The traditional workweek that drew 600,000 employees to Chicago’s commercial office buildings Monday through Friday before the pandemic will be replaced by a “three-and-two hybrid” with two days of remote work, a top mayoral aide predicted Wednesday.
Michael Fassnacht, newly-appointed CEO of the public-private job growth agency known as World Business Chicago, said the stay-at-home shutdown that forced employees to work from home — if they could — has created an appetite for remote work that will survive COVID-19 and all its variants.
“Long term, I believe the majority of workers will be back. But clearly, it’s a much more hybrid world. I expect that most companies will go to a three-and-two [schedule]. So you’d be required to be three days working in the office and two days working either from home or traveling,” Fassnacht said.
In a wide-ranging interview with the Sun-Times, Fassnacht said there are “three key sources of traffic” to the downtown core: the everyday workforce, which will “change long term, but not to the extent a lot of people are predicting;” conventioneers; and tourists, both those driving from surrounding suburbs as well as others traveling from the East and West coasts.
“We have to have a much bigger share of leisure tourists than in the past,” he said.
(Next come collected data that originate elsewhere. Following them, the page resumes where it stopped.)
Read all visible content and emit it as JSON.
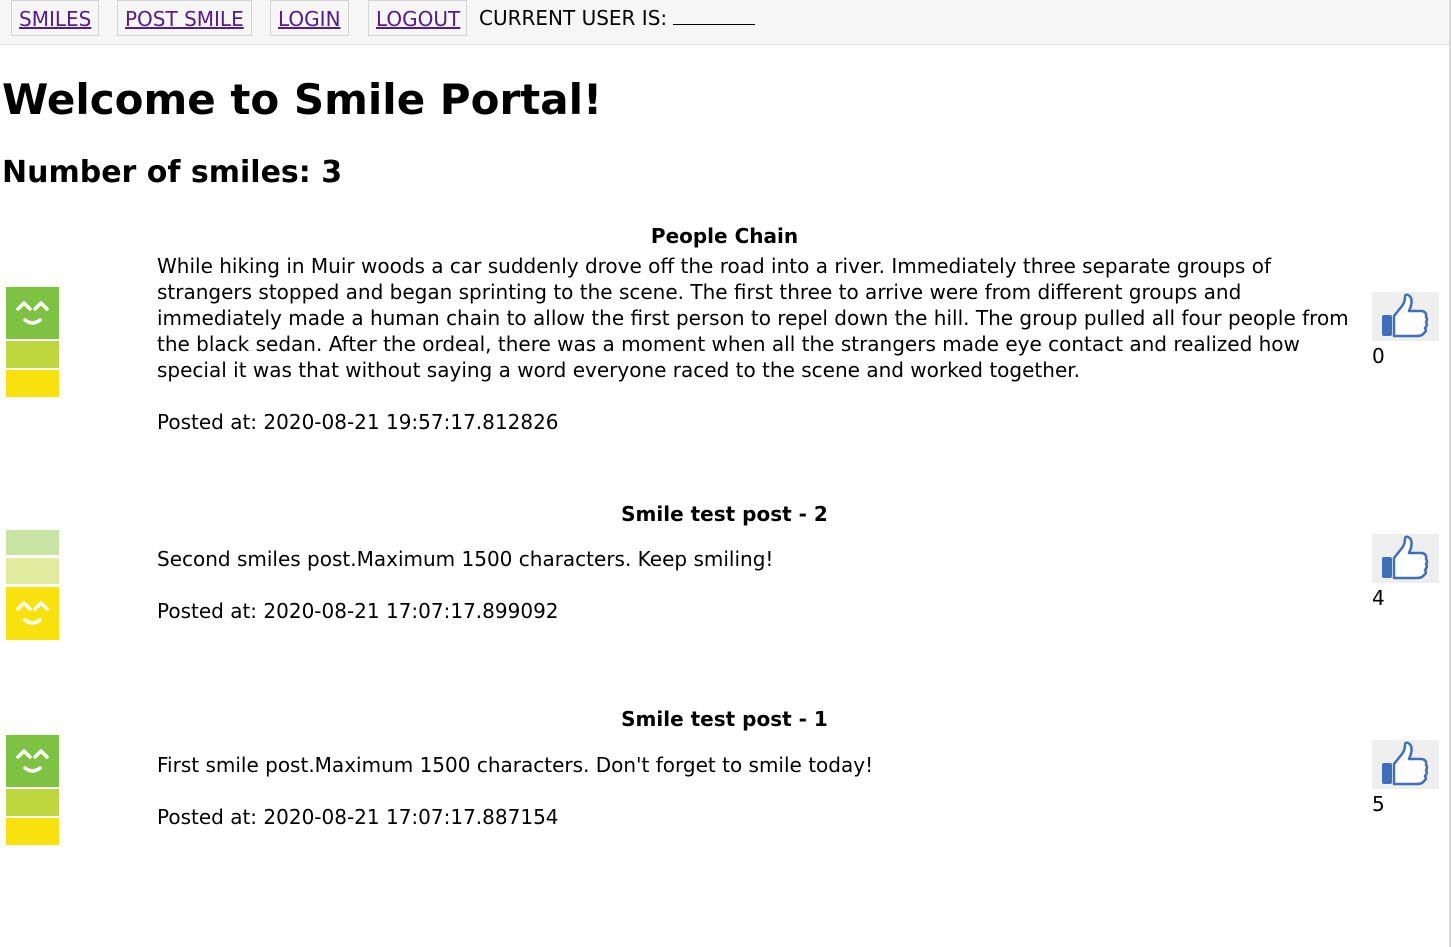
{
  "nav": {
    "links": [
      {
        "label": "SMILES"
      },
      {
        "label": "POST SMILE"
      },
      {
        "label": "LOGIN"
      },
      {
        "label": "LOGOUT"
      }
    ],
    "current_user_label": "CURRENT USER IS:"
  },
  "main": {
    "title": "Welcome to Smile Portal!",
    "count_text": "Number of smiles: 3"
  },
  "posts": [
    {
      "title": "People Chain",
      "body": "While hiking in Muir woods a car suddenly drove off the road into a river. Immediately three separate groups of strangers stopped and began sprinting to the scene. The first three to arrive were from different groups and immediately made a human chain to allow the first person to repel down the hill. The group pulled all four people from the black sedan. After the ordeal, there was a moment when all the strangers made eye contact and realized how special it was that without saying a word everyone raced to the scene and worked together.",
      "posted_at": "Posted at: 2020-08-21 19:57:17.812826",
      "likes": "0",
      "smiley_level": "top"
    },
    {
      "title": "Smile test post - 2",
      "body": "Second smiles post.Maximum 1500 characters. Keep smiling!",
      "posted_at": "Posted at: 2020-08-21 17:07:17.899092",
      "likes": "4",
      "smiley_level": "bottom"
    },
    {
      "title": "Smile test post - 1",
      "body": "First smile post.Maximum 1500 characters. Don't forget to smile today!",
      "posted_at": "Posted at: 2020-08-21 17:07:17.887154",
      "likes": "5",
      "smiley_level": "top"
    }
  ],
  "colors": {
    "visited_link": "#551a8b",
    "smiley_green": "#7dc242",
    "smiley_lime": "#bdd63d",
    "smiley_yellow": "#f9e10d",
    "smiley_pale_green": "#c8e3a2",
    "smiley_pale_yellow": "#e2eca0",
    "like_blue": "#3e6fb8"
  },
  "icons": {
    "like": "thumbs-up-icon",
    "smiley": "smiley-meter-icon"
  }
}
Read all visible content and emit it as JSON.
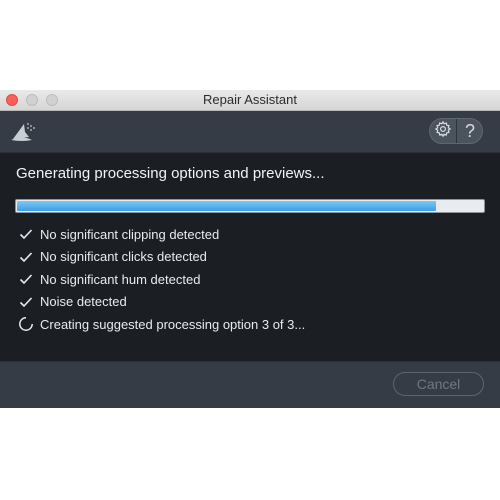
{
  "window": {
    "title": "Repair Assistant"
  },
  "toolbar": {
    "settings_icon": "gear-icon",
    "help_label": "?"
  },
  "main": {
    "heading": "Generating processing options and previews...",
    "progress": 0.9,
    "steps": [
      {
        "label": "No significant clipping detected",
        "status": "done"
      },
      {
        "label": "No significant clicks detected",
        "status": "done"
      },
      {
        "label": "No significant hum detected",
        "status": "done"
      },
      {
        "label": "Noise detected",
        "status": "done"
      },
      {
        "label": "Creating suggested processing option 3 of 3...",
        "status": "in-progress"
      }
    ]
  },
  "footer": {
    "cancel_label": "Cancel"
  },
  "colors": {
    "progress_fill": "#3d9fe4",
    "background": "#1b1f24",
    "toolbar": "#353c45"
  }
}
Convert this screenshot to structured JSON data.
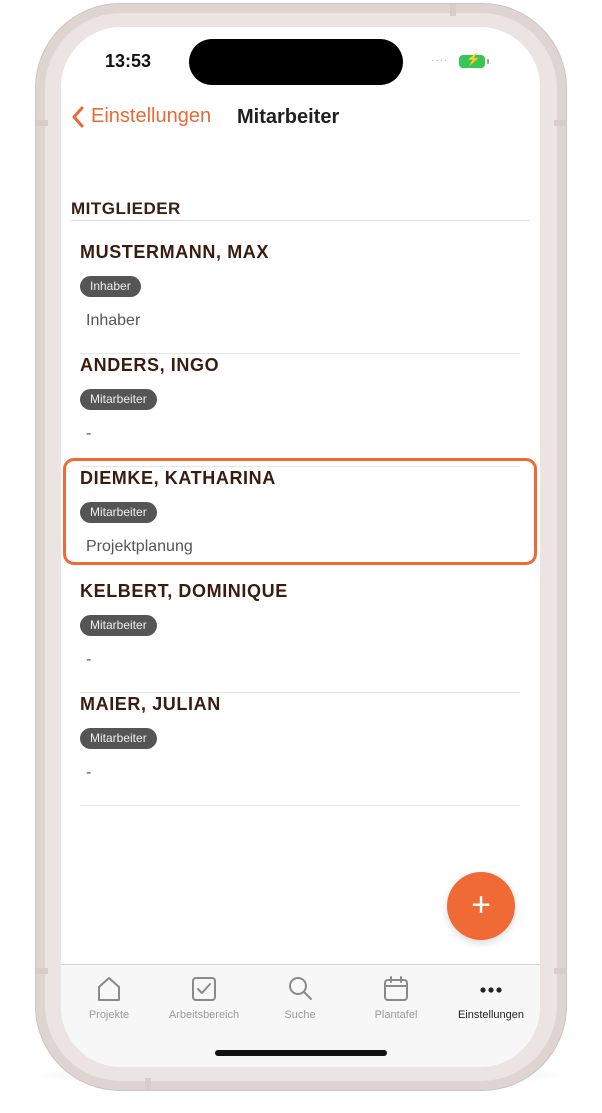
{
  "status": {
    "time": "13:53"
  },
  "nav": {
    "back_label": "Einstellungen",
    "title": "Mitarbeiter"
  },
  "section": {
    "title": "Mitglieder"
  },
  "members": [
    {
      "name": "Mustermann, Max",
      "role": "Inhaber",
      "description": "Inhaber"
    },
    {
      "name": "Anders, Ingo",
      "role": "Mitarbeiter",
      "description": "-"
    },
    {
      "name": "Diemke, Katharina",
      "role": "Mitarbeiter",
      "description": "Projektplanung",
      "highlighted": true
    },
    {
      "name": "Kelbert, Dominique",
      "role": "Mitarbeiter",
      "description": "-"
    },
    {
      "name": "Maier, Julian",
      "role": "Mitarbeiter",
      "description": "-"
    }
  ],
  "fab": {
    "icon": "plus-icon",
    "label": "+"
  },
  "tabbar": {
    "tabs": [
      {
        "label": "Projekte",
        "icon": "house-icon"
      },
      {
        "label": "Arbeitsbereich",
        "icon": "checkbox-icon"
      },
      {
        "label": "Suche",
        "icon": "search-icon"
      },
      {
        "label": "Plantafel",
        "icon": "calendar-icon"
      },
      {
        "label": "Einstellungen",
        "icon": "more-dots-icon",
        "active": true
      }
    ]
  },
  "colors": {
    "accent": "#ef6a34",
    "badge": "#555555",
    "name": "#3a1c0f"
  }
}
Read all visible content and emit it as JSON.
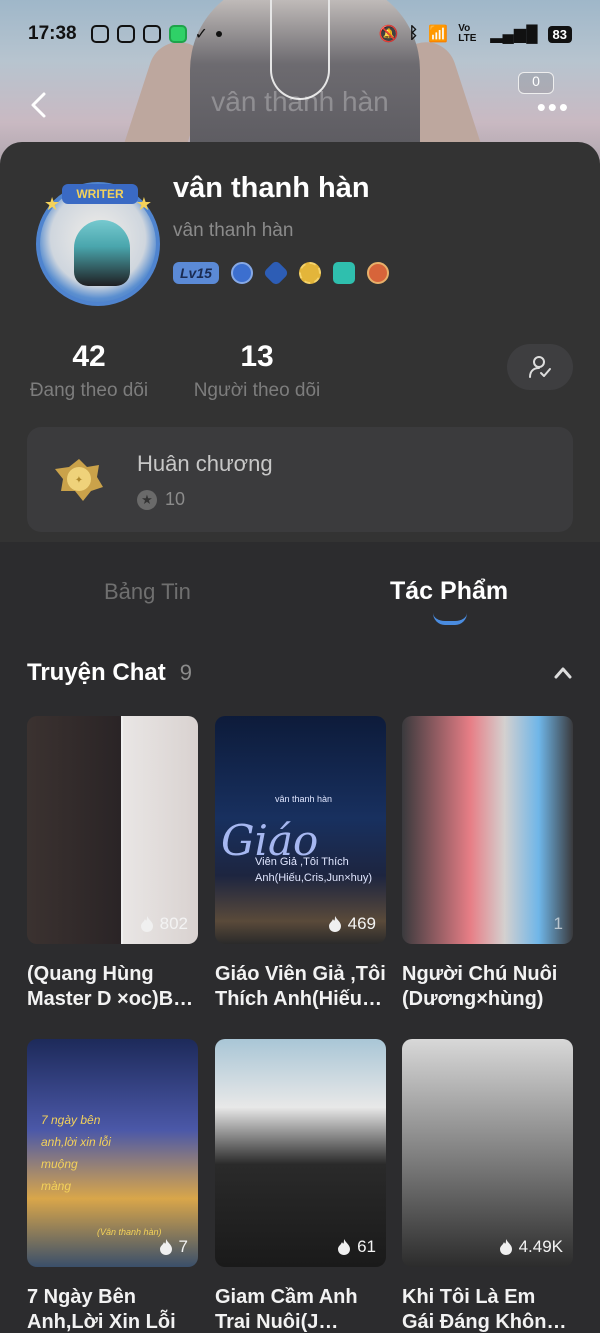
{
  "status": {
    "time": "17:38",
    "network": "Vo LTE",
    "battery": "83"
  },
  "header": {
    "title": "vân thanh hàn",
    "badge_count": "0",
    "more": "•••"
  },
  "profile": {
    "name": "vân thanh hàn",
    "username": "vân thanh hàn",
    "avatar_frame_label": "WRITER",
    "level": "Lv15",
    "stats": [
      {
        "value": "42",
        "label": "Đang theo dõi"
      },
      {
        "value": "13",
        "label": "Người theo dõi"
      }
    ],
    "medals": {
      "title": "Huân chương",
      "count": "10"
    }
  },
  "tabs": [
    {
      "label": "Bảng Tin",
      "active": false
    },
    {
      "label": "Tác Phẩm",
      "active": true
    }
  ],
  "section": {
    "title": "Truyện Chat",
    "count": "9"
  },
  "stories": [
    {
      "title": "(Quang Hùng Master D ×oc)B…",
      "views": "802"
    },
    {
      "title": "Giáo Viên Giả ,Tôi Thích Anh(Hiếu…",
      "views": "469",
      "cover_text": "Giáo",
      "cover_small": "vân thanh hàn",
      "cover_sub": "Viên Giả ,Tôi Thích Anh(Hiếu,Cris,Jun×huy)"
    },
    {
      "title": "Người Chú Nuôi (Dương×hùng)",
      "views": "1"
    },
    {
      "title": "7 Ngày Bên Anh,Lời Xin Lỗi …",
      "views": "7",
      "cover_text": "7 ngày bên anh,lời xin lỗi muộng màng",
      "cover_small": "(Vân thanh hàn)"
    },
    {
      "title": "Giam Cầm Anh Trai Nuôi(J…",
      "views": "61"
    },
    {
      "title": "Khi Tôi Là Em Gái Đáng Khôn…",
      "views": "4.49K"
    }
  ],
  "colors": {
    "accent": "#4a8ce0",
    "card_bg": "#333333",
    "page_bg": "#2c2c2e"
  }
}
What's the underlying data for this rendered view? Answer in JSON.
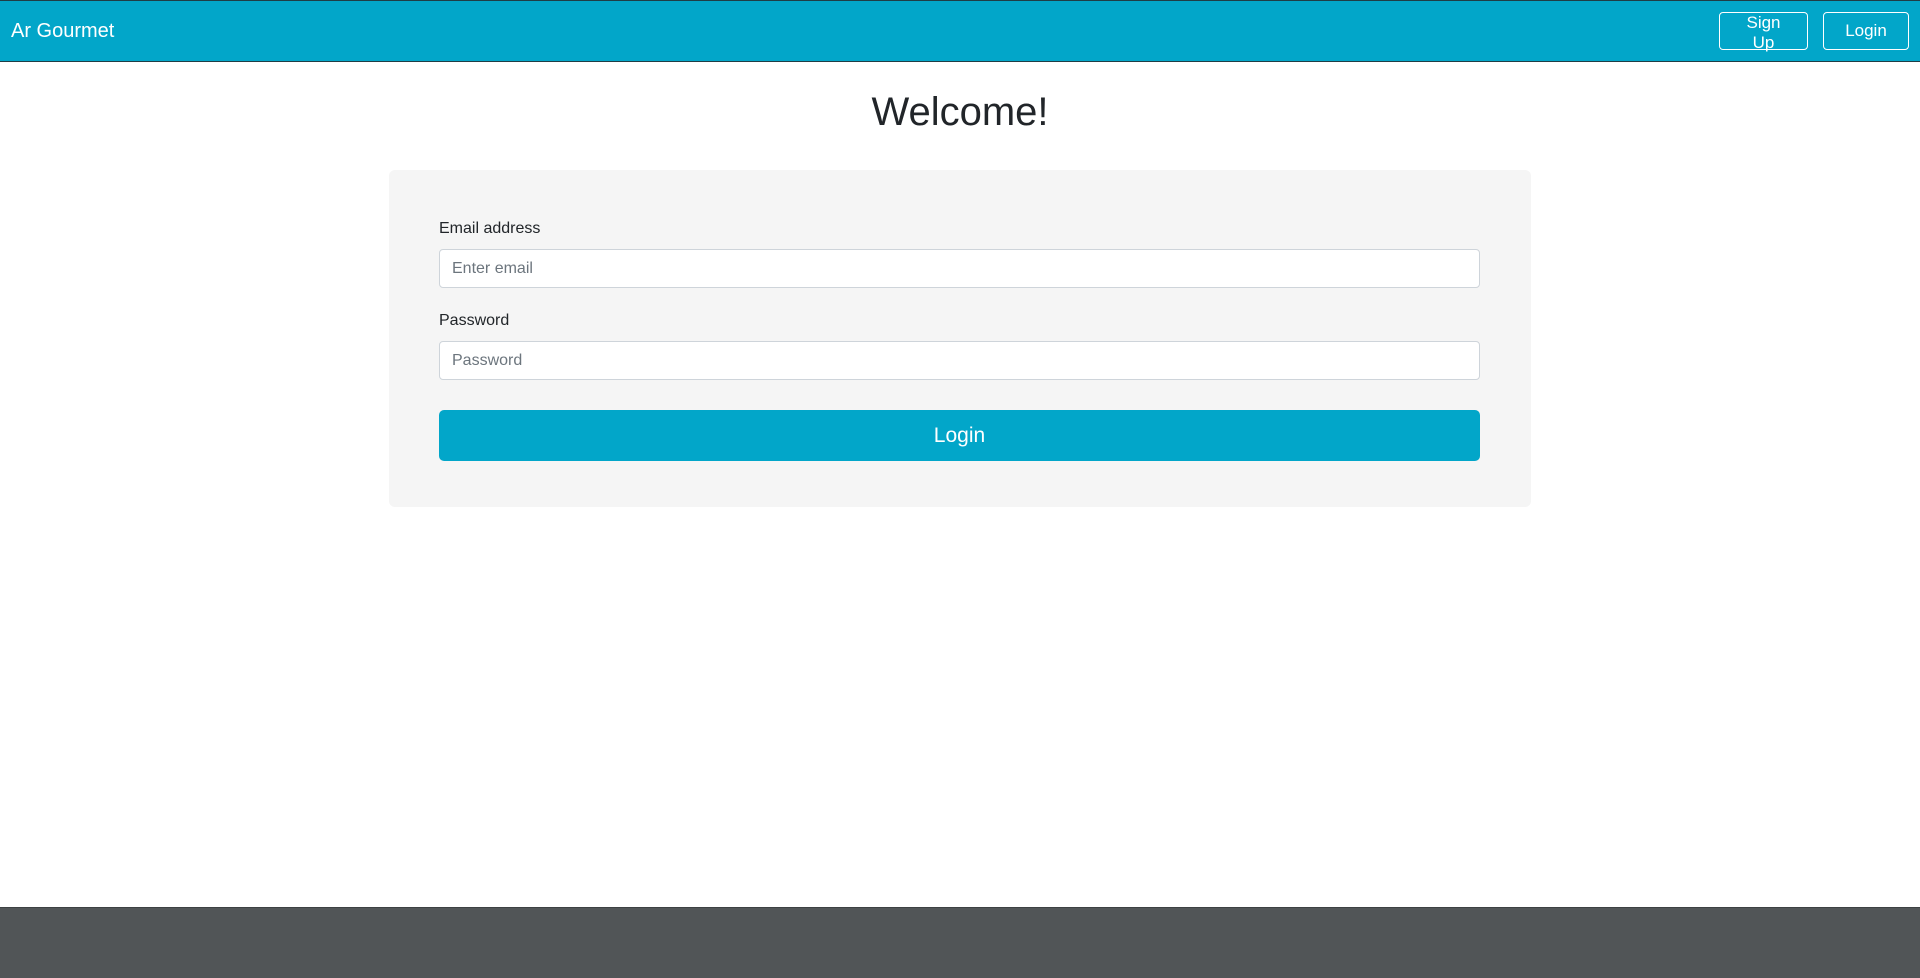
{
  "navbar": {
    "brand": "Ar Gourmet",
    "signup_label": "Sign Up",
    "login_label": "Login"
  },
  "main": {
    "title": "Welcome!"
  },
  "form": {
    "email_label": "Email address",
    "email_placeholder": "Enter email",
    "email_value": "",
    "password_label": "Password",
    "password_placeholder": "Password",
    "password_value": "",
    "submit_label": "Login"
  },
  "colors": {
    "accent": "#02a6c9",
    "card_bg": "#f5f5f5",
    "footer_bg": "#515557"
  }
}
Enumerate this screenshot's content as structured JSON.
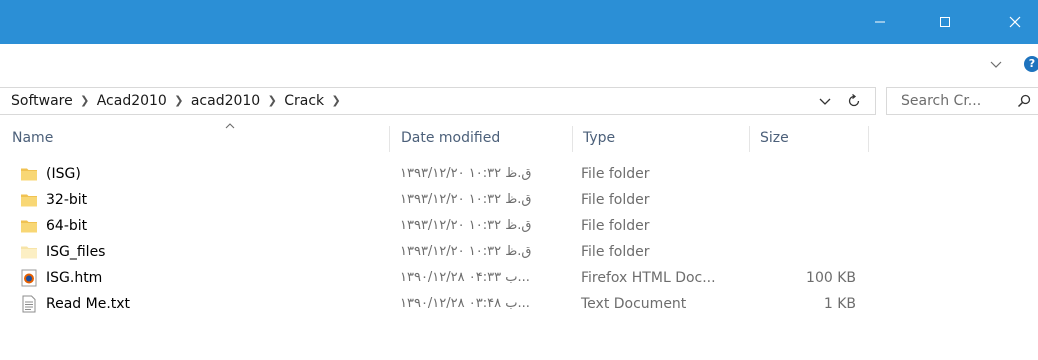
{
  "titlebar": {
    "minimize_label": "Minimize",
    "maximize_label": "Maximize",
    "close_label": "Close",
    "color": "#2b8fd6"
  },
  "ribbon": {
    "expand_icon": "chevron-down-icon",
    "help_label": "?"
  },
  "address": {
    "crumbs": [
      "Software",
      "Acad2010",
      "acad2010",
      "Crack"
    ],
    "dropdown_icon": "chevron-down-icon",
    "refresh_icon": "refresh-icon"
  },
  "search": {
    "placeholder": "Search Cr...",
    "icon": "search-icon"
  },
  "columns": {
    "name": "Name",
    "date_modified": "Date modified",
    "type": "Type",
    "size": "Size",
    "sort": "ascending"
  },
  "files": [
    {
      "name": "(ISG)",
      "date": "۱۳۹۳/۱۲/۲۰ ق.ظ ۱۰:۳۲",
      "type": "File folder",
      "size": "",
      "icon": "folder-icon"
    },
    {
      "name": "32-bit",
      "date": "۱۳۹۳/۱۲/۲۰ ق.ظ ۱۰:۳۲",
      "type": "File folder",
      "size": "",
      "icon": "folder-icon"
    },
    {
      "name": "64-bit",
      "date": "۱۳۹۳/۱۲/۲۰ ق.ظ ۱۰:۳۲",
      "type": "File folder",
      "size": "",
      "icon": "folder-icon"
    },
    {
      "name": "ISG_files",
      "date": "۱۳۹۳/۱۲/۲۰ ق.ظ ۱۰:۳۲",
      "type": "File folder",
      "size": "",
      "icon": "folder-light-icon"
    },
    {
      "name": "ISG.htm",
      "date": "۱۳۹۰/۱۲/۲۸ ب ۰۴:۳۳...",
      "type": "Firefox HTML Doc...",
      "size": "100 KB",
      "icon": "firefox-icon"
    },
    {
      "name": "Read Me.txt",
      "date": "۱۳۹۰/۱۲/۲۸ ب ۰۳:۴۸...",
      "type": "Text Document",
      "size": "1 KB",
      "icon": "text-document-icon"
    }
  ]
}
Fassnacht noted 18 months into the pandemic, 30% to 40% of the downtown workforce has returned to the Central Business District at least three days a week.
“That’s not just a Chicago challenge. Every single city is facing this. … We cannot just go back to the pre-pandemic times. ... We have to adapt. If there are fewer people longer term coming to work, how can we keep the city attractive? How can we make sure that people come on the weekends, during the week to Chicago — not just for work?” he said.
How Chicago answers that question will go a long way toward determining whether the city’s downtown core can survive a permanent change in commuting patterns.
Fassnacht believes the answer lies in “re-inventing attractions” and filling empty commercial space along Michigan Avenue and State Street with “experiential retail.”
“Look at Starbuck’s Reserve. The Starbuck’s Reserve store on the Mag Mile is not just a coffee shop. That is experiential retail. You have people driving an hour to visit and spend money. The store is doing extremely well. You need other places like that where people say, ‘This is a destination I want to experience,’” Fassnacht told the Sun-Times.
Target took a close look at the giant hole at Water Tower Place created by Macy’s exodus, only to take a pass — to the relief of Cook County Treasurer Maria Pappas, a Mag Mile resident who considered the discount retailer not nearly highbrow enough for Chicago’s marquee shopping district.
Fassnacht refused to discuss current negotiations with Brookfield Properties, owners of Water Tower Place. He would only say that Macy’s replacement must be a “destination for people living close by, people living in the suburbs and people coming from London.”
“We have to re-frame these spaces. It’s always like, `What’s the next Macy’s moving in?’ That’s the wrong framing. The framing has to be: What is the development-attracting destinations for all of us and for people who come for conventions who will go there?”
A few years ago, downtown Ald. Brian Hopkins (2nd) blocked Dave & Buster’s from moving into Water Tower Place at the behest of local residents who feared violent groups of young people would be drawn to the gaming arcade during warm weather months.
Fassnacht was asked whether he now was thinking of a similar retailer or an entertainment venue that includes live music.
“All of the above. We have to look at everything. Ultimately, the owners of these stores will make these decisions. But we have to be creative. We have to be innovative. My key filter is, it has to be attractive and relevant. That’s what we are looking for,” he said.
“There’s a lot of interest….I will not publicly say what will happen,” he added. “I’m optimistic that the Mag Mile will be different. But it will still be a special place for people to go.”
Fassnacht called Friday’s return of Chicago’s mask mandate, triggered by a surge in cases tied to the Delta variant, a “temporary setback” that may cost Chicago’s rebounding convention and tourism industry “six to eight weeks.”
Even so, he has not altered the prediction he made to Chicago aldermen last month: That strong bookings at McCormick Place and Navy Pier mean both venues “should be back to pre-COVID numbers by the end of the year.”